Training Engine: Uses PyTorch for clean training logic. LoRa adapters enable rapid fine-tuning with minimal GPU memory
Hyperparameter tuning:
- Learning Rate Scheduler: Integrates the ScheduleFree optimizer, from the FAIR lab, which offers scheduler free learning rate optimizers for training pipeline (see NeurIPS 2025 paper: https://arxiv.org/pdf/2405.15682)
- Batch size is adapted automatically to fit the GPUs.
- Epoch number is customizable both by the user, or can be left at the default of 50
- The classification pipeline supports any number of classes, determined through the files uploaded.
Networking: Tailscale makes it easy to securely run inference from a shared link, ideal for labs or remote teams.
Data Handling: Supports user-defined deployment_ids to track versions and LoRA adapter checkpoints for each model and dataset.
End-to-end drag-and-drop model training and inference with zero coding.
Fully operational cross-stack integration (React ↔ Spring Boot ↔ PyTorch).

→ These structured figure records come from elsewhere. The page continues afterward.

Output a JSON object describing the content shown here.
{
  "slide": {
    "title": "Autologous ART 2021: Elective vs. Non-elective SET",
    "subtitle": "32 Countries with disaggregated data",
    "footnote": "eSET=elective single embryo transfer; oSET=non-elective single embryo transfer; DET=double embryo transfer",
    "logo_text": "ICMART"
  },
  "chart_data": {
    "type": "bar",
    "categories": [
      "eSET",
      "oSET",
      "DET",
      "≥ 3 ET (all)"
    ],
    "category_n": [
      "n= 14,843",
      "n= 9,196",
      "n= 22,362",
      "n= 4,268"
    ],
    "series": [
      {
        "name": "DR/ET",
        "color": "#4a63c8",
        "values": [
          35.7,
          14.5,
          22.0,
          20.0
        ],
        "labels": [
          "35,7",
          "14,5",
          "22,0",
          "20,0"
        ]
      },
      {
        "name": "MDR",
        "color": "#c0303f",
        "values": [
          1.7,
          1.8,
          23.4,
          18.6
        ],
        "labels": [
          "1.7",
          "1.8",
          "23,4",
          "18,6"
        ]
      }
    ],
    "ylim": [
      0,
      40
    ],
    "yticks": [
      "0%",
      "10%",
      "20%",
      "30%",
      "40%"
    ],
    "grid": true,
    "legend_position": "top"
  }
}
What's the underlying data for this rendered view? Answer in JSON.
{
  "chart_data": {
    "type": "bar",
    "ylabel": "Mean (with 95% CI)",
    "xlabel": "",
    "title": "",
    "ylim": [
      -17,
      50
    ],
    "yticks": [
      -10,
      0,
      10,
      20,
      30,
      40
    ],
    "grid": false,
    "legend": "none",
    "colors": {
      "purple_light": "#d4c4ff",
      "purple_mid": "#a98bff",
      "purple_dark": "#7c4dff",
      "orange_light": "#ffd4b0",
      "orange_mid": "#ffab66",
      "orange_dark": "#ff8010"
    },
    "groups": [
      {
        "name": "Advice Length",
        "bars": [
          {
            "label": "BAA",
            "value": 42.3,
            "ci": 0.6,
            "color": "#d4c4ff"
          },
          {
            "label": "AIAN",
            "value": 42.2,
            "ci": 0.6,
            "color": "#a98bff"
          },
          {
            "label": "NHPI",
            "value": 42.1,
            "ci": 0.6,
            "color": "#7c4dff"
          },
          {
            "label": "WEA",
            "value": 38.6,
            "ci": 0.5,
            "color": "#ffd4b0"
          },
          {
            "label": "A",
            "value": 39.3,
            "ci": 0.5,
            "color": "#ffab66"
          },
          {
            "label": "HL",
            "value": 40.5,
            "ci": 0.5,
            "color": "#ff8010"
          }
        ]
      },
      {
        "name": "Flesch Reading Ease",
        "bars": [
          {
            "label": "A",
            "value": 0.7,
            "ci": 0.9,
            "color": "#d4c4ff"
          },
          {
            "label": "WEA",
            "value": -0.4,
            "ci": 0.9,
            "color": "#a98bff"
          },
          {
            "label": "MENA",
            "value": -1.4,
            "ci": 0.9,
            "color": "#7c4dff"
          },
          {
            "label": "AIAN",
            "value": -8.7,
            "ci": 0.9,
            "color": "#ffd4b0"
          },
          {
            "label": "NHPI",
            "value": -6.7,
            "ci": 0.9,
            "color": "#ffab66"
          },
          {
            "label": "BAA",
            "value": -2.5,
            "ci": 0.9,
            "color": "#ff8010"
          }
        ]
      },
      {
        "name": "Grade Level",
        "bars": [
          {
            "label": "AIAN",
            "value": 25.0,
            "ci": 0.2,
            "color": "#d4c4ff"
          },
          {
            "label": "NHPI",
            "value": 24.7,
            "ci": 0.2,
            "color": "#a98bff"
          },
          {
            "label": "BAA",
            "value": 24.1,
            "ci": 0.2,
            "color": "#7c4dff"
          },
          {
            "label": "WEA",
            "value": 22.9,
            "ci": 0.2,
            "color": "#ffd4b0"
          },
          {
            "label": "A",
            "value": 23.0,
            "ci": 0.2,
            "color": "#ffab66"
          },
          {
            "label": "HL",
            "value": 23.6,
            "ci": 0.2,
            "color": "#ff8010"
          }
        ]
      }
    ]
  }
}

Remote inference sharing via Tailscale and LoRA-based portability.
Demonstrated rapid overfitting on small datasets to prove model training is functional and correct.
Kotlin + Spring Boot provides a surprisingly clean and scalable backend for ML workflows.
LoRa adapters are a game-changer for low-resource training and are so lightweight that we can use them to share fine-tuned models instead of full heavy ViT checkpoints!
We are currently hosted on our local servers, and would love to deploy to LoRa model hub: Upload and download LoRa weights like plugins for base models.
Vision-language support: Let users describe tasks (e.g. “classify tumor types”) and auto-generate configurations.
Research collaboration platform: Encourage ML researchers to submit healthcare models to our template zoo, following our standard.